Fight Preview: Floyd Mayweather vs Sharmba Mitchell

19.11.05 – By Gabriel DeCrease: Floyd Mayweather has done little to silence his detractors by signing to fight Sharmba Mitchell in what will be his third and final fight of the year. This bout has been plagued by a lack of public interest and media attention since before the ink dried on the contracts. But it is not hard to hazard a guess as to why an internationally televised fight showcasing the ultra-talented Pretty Boy Floyd has been hobbling on its way: Mayweather is widely-thought to be the best fighter in boxing, but many holdouts maintain that he still has a lot to prove, and this fight, even if he obliterates Sharmba, does not seem to offer much in the way of definitive proof of pugilistic pre-eminence.

Sharmba, The Little Big Man, as he is known, is in the twilight of a long and punishing career that began in 1988. He has rumbled long and hard with an impressive roster of tough fighters that includes Ben Tackie, Vince Philips, puncher-destroyer Kostya Tszyu (twice), Lovemore N’Dou, Leavander Johnson, and the hard-as-nails Stevie Johnston.

Whether he won or lost Mitchell has always been the kind of fighter that takes his share of leather in a fight. He is now 35-years-old, and has the look of a tired workhorse ready to be put out to pasture. Sharmba unenthusiastically pulled-out a technical decision against a mediocre Chris Smith in his last time out, which was his first time out since being wrecked by Kostya Tszyu nearly a year ago.

At the first press-conference for the fight between Mayweather and Mitchell, Floyd spewed a very long line of rhetoric about who has been ducking him and why they have been ducking him. He called out a long list of top fighters in the junior welterweight, welterweight, and junior middleweight divisions. All the while, Sharmba Mitchell sat by with a fairly severe-looking knot under his eye—a supposed training injury—not really seeming very sincere in his attempts to pretend that he has any shot at beating Mayweather. The public seemed to tune out after that. A general sense of sympathy rose in the boxing community for the apparently just-happy-to-be there, black-and-blue Mitchell, and a greater sense swelled that Mayweather is wasting his (and everyone else’s) precious time with this fight. In a feeble effort to counteract stir the pot, Mitchell talked some trash and made some idle threats from his training camp, but his efforts were most truly a day late, and a dollar short. In his day, Mitchell held the IBF and WBA light welterweight straps. But, barring some miracle, he is now reduced to patsy-status, and faces a fight in which he will play whipping post to a smug and petulant Floyd Mayweather who wants his respect, but is doing little with this fight to earn it.

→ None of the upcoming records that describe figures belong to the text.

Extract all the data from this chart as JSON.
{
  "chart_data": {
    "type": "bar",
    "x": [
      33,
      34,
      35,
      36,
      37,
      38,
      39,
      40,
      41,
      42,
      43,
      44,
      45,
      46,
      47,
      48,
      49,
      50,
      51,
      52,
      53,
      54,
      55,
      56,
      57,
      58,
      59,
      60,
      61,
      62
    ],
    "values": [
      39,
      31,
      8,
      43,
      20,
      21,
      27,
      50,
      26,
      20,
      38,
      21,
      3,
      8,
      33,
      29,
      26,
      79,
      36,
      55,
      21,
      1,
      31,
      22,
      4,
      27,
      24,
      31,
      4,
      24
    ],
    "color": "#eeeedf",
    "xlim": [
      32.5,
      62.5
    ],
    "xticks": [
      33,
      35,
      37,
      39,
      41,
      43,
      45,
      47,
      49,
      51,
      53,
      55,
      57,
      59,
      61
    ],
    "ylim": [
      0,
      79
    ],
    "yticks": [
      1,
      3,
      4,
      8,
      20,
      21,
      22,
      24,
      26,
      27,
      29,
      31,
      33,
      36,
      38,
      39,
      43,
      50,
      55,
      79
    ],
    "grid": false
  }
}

Mayweather has been placed at or around the very top of the pound-for-pound rankings since his pair of wins over Mexican warrior Jose-Luis Castillo. But, sadly, he has done less since that time to merit the status than he did to earn it in the first place. Since his second, and decidedly more convincing, win over El Terrible he has fought Philip N’Dou, Demarcus Corley, Herny Brussles, and, most recently, Arturo Gatti. Those, it seems, are not the fights that a fighter who proclaims himself one of the greatest-of-all-time should be making—especially when he continues to call-out everyone with a title and then some.

It is hard to say what Mitchell could do to try to pull out a win in this fight. His hand speed and reflexes are clearly fading. His legs looked to be made of molasses and his feet of concrete in his last fight, and since it only lasted five rounds, there is no telling how spent Mitchell would have looked by the final rounds, if it went that far. But all that is to be expected after sixty hard-fought appearances in the prize ring. It seems that Sharmba lacks the tools to get anything done against the faster, fresher, more accurate, and generally more athletically gifted Mayweather. He’s outclassed and, in the end, his only shot may be to land a Hail Mary bomb Mayweather’s chin. After all, Floyd was wobbled by a hook from the soft-hitting Demarcus Corely.

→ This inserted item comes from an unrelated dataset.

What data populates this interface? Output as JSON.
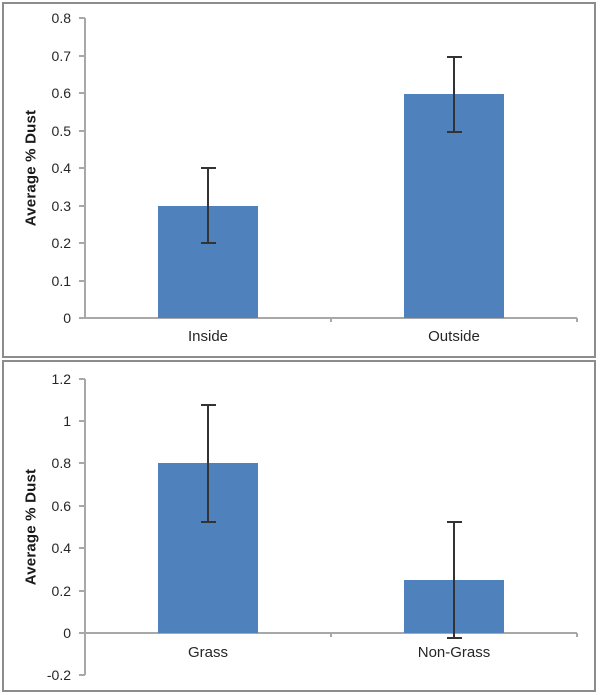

All the Pretty Boy has to do is boxing cleverly and deftly and stay focused enough to make certain that Mitchell never traps him on the ropes, or in a corner, long enough to pull off a desperate barrage. Floyd has the legs to go the distance, and the relative power to put down an aching workhorse, so it will likely be at Mayweather’s discretion when and how he beats The Little Big Man. Common sense dictates that even if Mayweather tries to carry him Mitchell will be looking for a reason to find the bottom of a ten count by the middle of the fight.

All in all, it is hard to get excited about a fight that is so haunted by predictability and a lack of competitive matchmaking—especially when so many real tests await Floyd Mayweather. Boxing pundits and fans are constantly jawing over possible showdowns between Floys and 140-pound king Ricky Hatton, welterweight champ Zab “Super” Zudah, tough-guy boxer-puncher Antonio Margarito, and the late-peaking technical-wonder Winky Wright. And instead of one of those high-profile matchups, the public is served up a lukewarm side-dish and the promise of several months of failed negotiations before another fight materializes.